Mi padre y yo nos miramos sin comprender a quién busca y qué hace allí esa mujer, y luego observamos a la señora que cierra la puerta, se apoya en ella y nos bloquea el paso.

—Éire no está, señora. Se marchó a casa después de la reunión —le informo sin comprender todavía qué significa aquella irrupción.

—No busco a Éire. Solo quiero que me dejen vivir tranquila, y solo lo harán si hago que los dos se callen para siempre —nos amenaza con un cuchillo de cocina de sierra, de esos pequeños que apenas si cortan pan.

Parece una broma pesada. Nunca había molestado a esa mujer antes de haber ido a buscar a Éire aquel día para ir de compras.

¿Es que acaso fue una víctima de mi padre?

—Papá, ¿la conoces? —pregunto y ella atiende con atención y, a juzgar por su mirada algo desquiciada, espera una buena respuesta antes de atacar.

—No me enredo con locas, a diferencia de ti.

—¿Locas? —vocifera fuera de sí y se alborota el cabello.

Recoloca su melena como si quisiera lucir mejor de lo que lo hacía antes de su entrada y prosigue con su respuesta.

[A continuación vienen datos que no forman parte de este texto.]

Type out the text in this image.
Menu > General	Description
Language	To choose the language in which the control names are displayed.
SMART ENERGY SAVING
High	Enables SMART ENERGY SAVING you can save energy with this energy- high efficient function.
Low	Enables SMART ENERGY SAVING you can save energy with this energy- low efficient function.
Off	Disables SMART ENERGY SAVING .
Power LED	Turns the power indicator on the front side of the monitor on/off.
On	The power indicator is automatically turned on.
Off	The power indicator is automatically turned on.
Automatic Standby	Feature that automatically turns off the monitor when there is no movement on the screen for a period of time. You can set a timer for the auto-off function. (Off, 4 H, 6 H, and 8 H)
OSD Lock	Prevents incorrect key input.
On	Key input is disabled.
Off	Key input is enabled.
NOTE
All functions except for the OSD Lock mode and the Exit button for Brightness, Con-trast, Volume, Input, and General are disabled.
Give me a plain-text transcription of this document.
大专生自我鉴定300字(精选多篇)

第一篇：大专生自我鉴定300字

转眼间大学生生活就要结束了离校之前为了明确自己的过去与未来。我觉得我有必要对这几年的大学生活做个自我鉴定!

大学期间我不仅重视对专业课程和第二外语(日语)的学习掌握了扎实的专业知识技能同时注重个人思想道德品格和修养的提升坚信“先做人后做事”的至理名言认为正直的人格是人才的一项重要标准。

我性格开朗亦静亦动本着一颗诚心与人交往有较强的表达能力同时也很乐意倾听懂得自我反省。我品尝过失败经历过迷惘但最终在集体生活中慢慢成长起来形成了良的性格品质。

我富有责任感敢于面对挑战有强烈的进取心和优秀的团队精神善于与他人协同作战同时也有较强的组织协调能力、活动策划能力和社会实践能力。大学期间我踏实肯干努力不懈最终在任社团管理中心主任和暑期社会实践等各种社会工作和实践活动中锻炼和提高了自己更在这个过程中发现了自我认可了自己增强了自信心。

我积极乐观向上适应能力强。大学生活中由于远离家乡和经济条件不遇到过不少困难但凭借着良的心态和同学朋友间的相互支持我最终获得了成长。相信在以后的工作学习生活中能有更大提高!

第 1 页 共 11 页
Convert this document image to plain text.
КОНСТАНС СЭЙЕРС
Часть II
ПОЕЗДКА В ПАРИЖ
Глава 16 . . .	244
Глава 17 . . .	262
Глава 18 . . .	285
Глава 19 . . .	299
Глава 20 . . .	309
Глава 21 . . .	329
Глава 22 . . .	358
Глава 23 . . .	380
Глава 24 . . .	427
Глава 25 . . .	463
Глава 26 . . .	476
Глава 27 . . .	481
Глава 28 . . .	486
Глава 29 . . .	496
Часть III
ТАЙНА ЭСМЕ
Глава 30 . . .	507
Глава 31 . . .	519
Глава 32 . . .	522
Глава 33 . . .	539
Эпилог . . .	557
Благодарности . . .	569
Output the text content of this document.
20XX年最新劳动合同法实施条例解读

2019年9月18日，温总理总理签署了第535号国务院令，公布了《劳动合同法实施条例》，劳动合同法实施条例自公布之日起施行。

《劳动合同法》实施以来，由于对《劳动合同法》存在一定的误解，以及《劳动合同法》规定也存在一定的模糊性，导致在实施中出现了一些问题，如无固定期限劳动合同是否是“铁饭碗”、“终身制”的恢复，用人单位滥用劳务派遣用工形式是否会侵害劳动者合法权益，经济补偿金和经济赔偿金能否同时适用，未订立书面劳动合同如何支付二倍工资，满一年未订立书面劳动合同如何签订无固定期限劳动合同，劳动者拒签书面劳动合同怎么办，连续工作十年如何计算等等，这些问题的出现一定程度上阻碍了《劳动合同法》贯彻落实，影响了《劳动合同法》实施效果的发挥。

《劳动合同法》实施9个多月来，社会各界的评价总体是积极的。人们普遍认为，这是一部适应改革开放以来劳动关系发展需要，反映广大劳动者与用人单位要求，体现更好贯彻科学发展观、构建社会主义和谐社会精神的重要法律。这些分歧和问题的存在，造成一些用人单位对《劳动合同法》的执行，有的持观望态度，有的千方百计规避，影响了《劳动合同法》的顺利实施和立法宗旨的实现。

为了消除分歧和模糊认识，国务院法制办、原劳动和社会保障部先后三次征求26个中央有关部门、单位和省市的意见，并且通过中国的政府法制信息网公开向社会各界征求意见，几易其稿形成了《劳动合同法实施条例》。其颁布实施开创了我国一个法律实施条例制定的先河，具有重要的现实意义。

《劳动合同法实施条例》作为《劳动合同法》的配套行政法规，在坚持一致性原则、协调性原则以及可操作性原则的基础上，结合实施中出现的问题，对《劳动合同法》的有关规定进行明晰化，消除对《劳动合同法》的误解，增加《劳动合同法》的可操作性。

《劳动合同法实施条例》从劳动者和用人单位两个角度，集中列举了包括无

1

»No era tan vieja ni tan loca cuando me destrozaste. Cuando abusabas de mí en los archivadores que había junto al baño y te colabas entre mi ropa interior. Cuando sin cuidado desgarrabas mi piel. Era más joven el día que me convenciste de que no podía mandarte a la cárcel porque a mí me gustaba tanto como a ti tomar lo que querías y cuando querías. Luego, luego de confundirme con tus palabras vomité tus zapatos y me obligaste a pagar con mi sueldo su precio. Pero mucha más basura había dentro de ti.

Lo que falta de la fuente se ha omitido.